If I were trying to be really accurate, I would use the quadratic model and as many facets as my machine and patience could handle.

Other methods for evolving unstable surfaces:

• Using symmetry. If the unstable surface is more symmetric than the stable surfaces, then enforcing symmetry can remove the unstable modes. For example, a surface of revolution could be retricted to just a 90 degree wedge between two perpendicular mirror planes, with 90 degree contact angle on the planes.
• Using volume constraints. Recall that in general every constraint removes one degree of freedom in the configuration space. Hence a volume constraint has the potential to remove one unstable mode. For example, unstable catenoids can be made stable by adding a volume constraint and adjusting the volume until the pressure is 0.

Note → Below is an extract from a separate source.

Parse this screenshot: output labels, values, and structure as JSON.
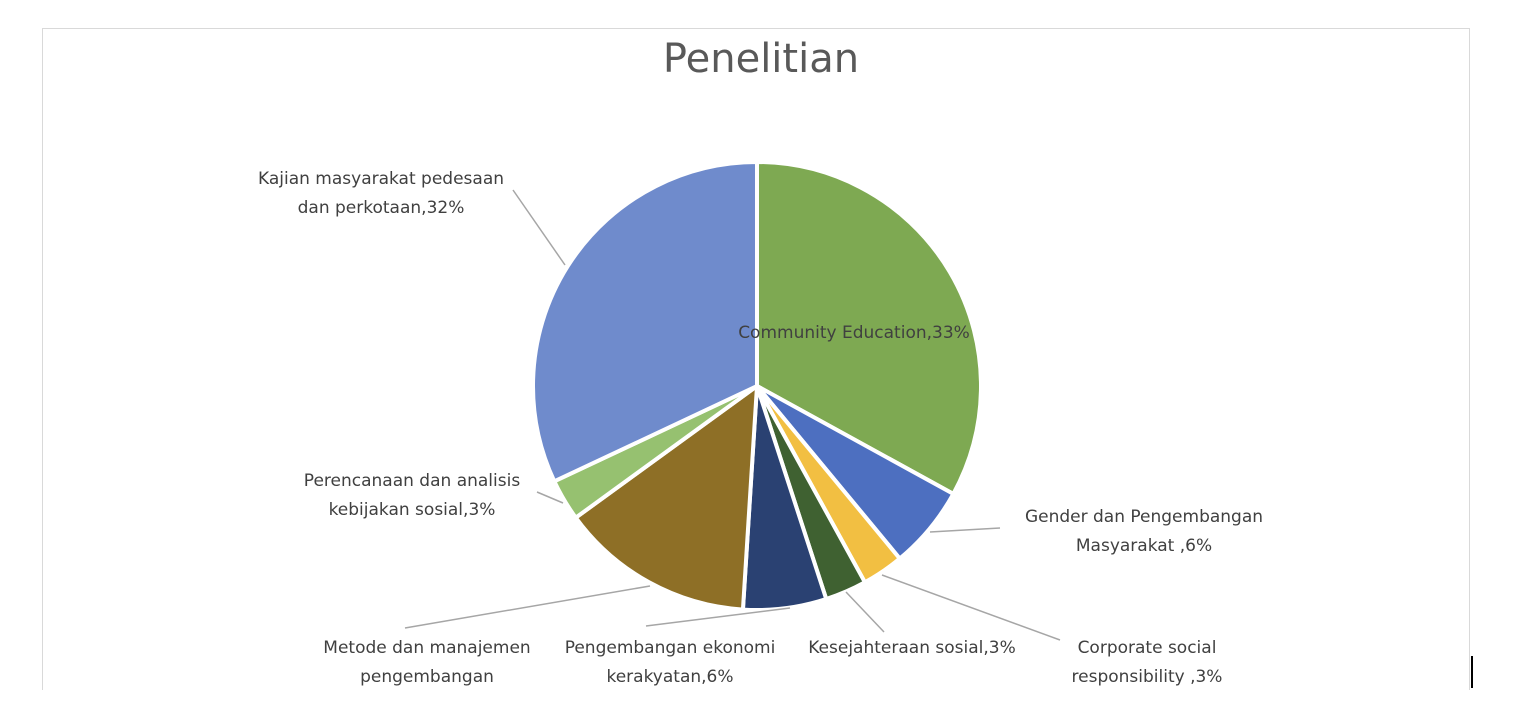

## 12. Caveats and warnings.

When not near enough to an equilibrium, incautious use of "hessian" can wreck a surface. If you don't know what's going to happen, save the surface first. Or use hessian_menu, where you can restore the surface with option 7. Or set " check_increase", which will abort a hessian iteration that would increase energy. But remember sometimes hessian should increase energy, for example to satisfy a volume constraint or reach an unstable equilibrium.

It it best to use probe values below least eigenvalue, so H-cI is positive definite. Makes the factoring more numerically stable. If you suspect the factoring is having problems, try bunch_kaufman.

Not all energies have built-in Hessians. If Evolver complains about lacking a Hessian, use the " convert_to_quantities" command, or restart Evolver with the -q option. This converts energies and volumes internally to the named quantity format, for which many more Hessians exist. Using any symmetry group (other than the built-in torus model) requires converting to named quantities also.